6   Athenagoras in his Legatio pro christianis quotes a passage from the oldest portion of the third book in the same way as Josephus does the passage mentioned in a foregoing foot-note.

7   See the close of book vii.

8   An English translation from the texts of Opsopœus and Gallæus was published in London, 1713, by Sir John Floyer. This, of course, contains only the first eight books. In a preface of twenty pages the translator maintains the genuineness of the oracles, cites numerous testimonies from the Christian fathers, and finds the papacy and the Turks predicted therein. The book is out of print, and its dissertations attempting to answer the objections of Opsopœus and Vossius (pp. 249-262) are obsolete and worthless.

9   There was published in 1878 at Breslau a very scholarly and valuable dissertation on the fourth book of the Sibylline Oracles, by D. Badt, in which we have, besides critical and exegetical discussions, a revised Greek text of the fourth book. Other special essays are by C. L. Struve, Fragmenta Librorum Sibyllinorum quae apud Lactantium reperiunter.. Regiomonti, 1817. F. Bleek, Die Entstehung und Zusammensetzung der uns erhaltenen Bücher Sibyllinischer Orakel, in Schleiermacher’s, De Wette’s & Lücke’s Theo.
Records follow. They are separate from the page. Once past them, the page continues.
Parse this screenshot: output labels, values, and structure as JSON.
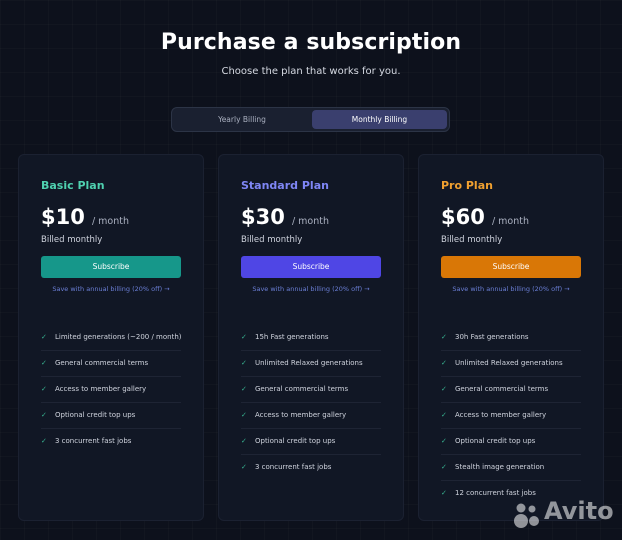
{
  "header": {
    "title": "Purchase a subscription",
    "subtitle": "Choose the plan that works for you."
  },
  "billing_toggle": {
    "yearly_label": "Yearly Billing",
    "monthly_label": "Monthly Billing",
    "selected": "Monthly Billing"
  },
  "plans": [
    {
      "name": "Basic Plan",
      "name_color": "#4fd1b0",
      "price": "$10",
      "per": "/ month",
      "billed": "Billed monthly",
      "button_label": "Subscribe",
      "button_color": "#16978a",
      "save_note": "Save with annual billing (20% off) →",
      "features": [
        "Limited generations (~200 / month)",
        "General commercial terms",
        "Access to member gallery",
        "Optional credit top ups",
        "3 concurrent fast jobs"
      ]
    },
    {
      "name": "Standard Plan",
      "name_color": "#7f86f5",
      "price": "$30",
      "per": "/ month",
      "billed": "Billed monthly",
      "button_label": "Subscribe",
      "button_color": "#4f46e5",
      "save_note": "Save with annual billing (20% off) →",
      "features": [
        "15h Fast generations",
        "Unlimited Relaxed generations",
        "General commercial terms",
        "Access to member gallery",
        "Optional credit top ups",
        "3 concurrent fast jobs"
      ]
    },
    {
      "name": "Pro Plan",
      "name_color": "#f0a030",
      "price": "$60",
      "per": "/ month",
      "billed": "Billed monthly",
      "button_label": "Subscribe",
      "button_color": "#d97706",
      "save_note": "Save with annual billing (20% off) →",
      "features": [
        "30h Fast generations",
        "Unlimited Relaxed generations",
        "General commercial terms",
        "Access to member gallery",
        "Optional credit top ups",
        "Stealth image generation",
        "12 concurrent fast jobs"
      ]
    }
  ],
  "watermark": {
    "text": "Avito",
    "icon": "avito-dots-logo"
  }
}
Zeitschrift for 1819 and 1820 (vol. i, pp. 120-146; vol. ii, pp. 172-239). R. Volkmann, De Oraculis Sibyllinis Dissertatio (Leipsic, 1853), and Sectiones Sibyllinæ (Phritz, 1861). Hilgenfeld, Die Jüdische Sibylle, in his Jüdische Apokalyptik, pp. 53-90 (Jena, 1857). H. Ewald, Abhandlung über Entstehung, Inhalt, und Werth de Sibyllischen Bücher. Göttingen, 1858.

10   The Jewish People in the Time of Jesus Christ, vol. iii, p. 276. English Translation, Edinburgh, 1886.